From the inception I was involved in this company giving orders, and buying and exporting to the States. We were making Barrington Bear, Peter the Rabbit among other popular toys.” In 2001 the Koreans moved out and DSL came under the full control of Mr. Perera. In 2006 he invited Mano to join him as a partner with the assurance that the orders would continue. A few years after becoming a partner, Mano decided it was time to start her own brand of toys and Bonnika was born styled on a doll owned by her grandmother. “I still have this doll at home. It is made of porcelain and was quite a big doll, around 18 inches. We were only allowed to make dresses for it.

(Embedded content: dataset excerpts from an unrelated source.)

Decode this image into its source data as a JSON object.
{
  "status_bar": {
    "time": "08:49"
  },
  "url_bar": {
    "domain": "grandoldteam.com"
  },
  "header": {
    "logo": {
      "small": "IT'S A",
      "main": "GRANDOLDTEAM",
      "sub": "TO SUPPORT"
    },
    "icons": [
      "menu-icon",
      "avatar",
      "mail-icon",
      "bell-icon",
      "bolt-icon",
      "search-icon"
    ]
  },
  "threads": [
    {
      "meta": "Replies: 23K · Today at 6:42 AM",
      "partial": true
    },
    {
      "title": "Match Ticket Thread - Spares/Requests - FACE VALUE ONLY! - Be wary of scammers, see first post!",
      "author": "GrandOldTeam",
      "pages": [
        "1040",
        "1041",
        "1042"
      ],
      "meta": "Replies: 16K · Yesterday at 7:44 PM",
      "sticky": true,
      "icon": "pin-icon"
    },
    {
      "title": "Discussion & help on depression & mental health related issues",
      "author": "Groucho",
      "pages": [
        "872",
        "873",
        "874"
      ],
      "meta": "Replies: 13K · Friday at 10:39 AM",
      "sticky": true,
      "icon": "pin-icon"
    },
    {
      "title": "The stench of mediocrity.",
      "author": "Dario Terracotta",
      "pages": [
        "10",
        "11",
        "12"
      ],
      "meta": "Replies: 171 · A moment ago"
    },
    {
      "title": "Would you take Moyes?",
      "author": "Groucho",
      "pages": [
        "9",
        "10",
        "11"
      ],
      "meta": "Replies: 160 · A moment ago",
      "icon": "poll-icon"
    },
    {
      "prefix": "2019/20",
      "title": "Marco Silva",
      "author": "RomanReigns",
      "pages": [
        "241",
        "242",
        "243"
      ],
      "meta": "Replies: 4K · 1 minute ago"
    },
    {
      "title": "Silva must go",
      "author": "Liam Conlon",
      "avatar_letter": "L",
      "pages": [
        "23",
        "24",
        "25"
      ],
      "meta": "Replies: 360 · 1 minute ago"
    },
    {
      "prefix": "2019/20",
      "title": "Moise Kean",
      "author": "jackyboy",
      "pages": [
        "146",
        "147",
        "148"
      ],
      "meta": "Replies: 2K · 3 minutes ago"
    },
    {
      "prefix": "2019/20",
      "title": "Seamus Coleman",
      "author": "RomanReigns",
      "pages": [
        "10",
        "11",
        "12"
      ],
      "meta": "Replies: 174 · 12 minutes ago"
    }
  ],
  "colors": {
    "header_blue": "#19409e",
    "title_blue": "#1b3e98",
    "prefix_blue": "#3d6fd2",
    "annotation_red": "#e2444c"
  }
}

I never thought then that one day I would be making dolls and stuffed toys for children all over the world.” Inspired by the porcelain doll, Bonnika a beautifully crafted rag doll was the first homegrown product from DSL and it rolled off the production lines in 2012. It was special as rubber and fabric was used, a combination never used before in the world of dolls which had always relied on porcelain and ceramic. This has led today to Meiya and Alvin, plush toys, each with its rubber head and stuffed bodies, making it easy for little hands to grip.
Alvin in the oven
My tour of the factory floor begins with the plastic moulds where the rubber heads of Meiya and Alvin are made. Large ovens bake the moulds for three hours before they are taken out and left to dry for a day. The heads, with the frayed edges shaved off, are then taken to a dehumidifying room where it is kept for two weeks so that the smell of rubber wears off. The heads are then spray and hand-painted with every minute detail etched. At another end of the production line, stuffing made out of recycled polyester from PET bottles is hosed into the bodies of Meiya and Alvin. It takes 60 days from start to finish. Each piece retails around US$18. The price is worth it for mothers around the world for their babies love it.
DSL manufactures around 250,000 pieces of toys every month yet Mano feels a lot remains to be done. She explains the split is 70-30 at the moment – 70 OEM (buyers branding and selling the toys under their own name) while only 30 per cent are their own brands (Meiya and Alvin plus Bonnika). The target is within the next two years to make it an even playing field, 50-50. Her goals are quite attainable as the world is moving away from the plastic Barbie Doll to more natural products like those made in Biyagama.
The horror stories coming out of China – a few years ago American companies had to recall all their dolls made in China as they were found to have excessive amounts of lead in their paint – has also helped DSL. “We are an environmentally- friendly factory, very green. But it is still tough to match the pricing out of China. We however have an edge as a lot of buyers love the fact that the toys are made in Sri Lanka. They know our factories are not sweat shops and that our workers are happy and have a smile on their face. Although our prices may be higher, they still come because of our ethical manufacturing standards,” says Mano. And of course because of Meiya and Alvin. Who can resist an Alvin?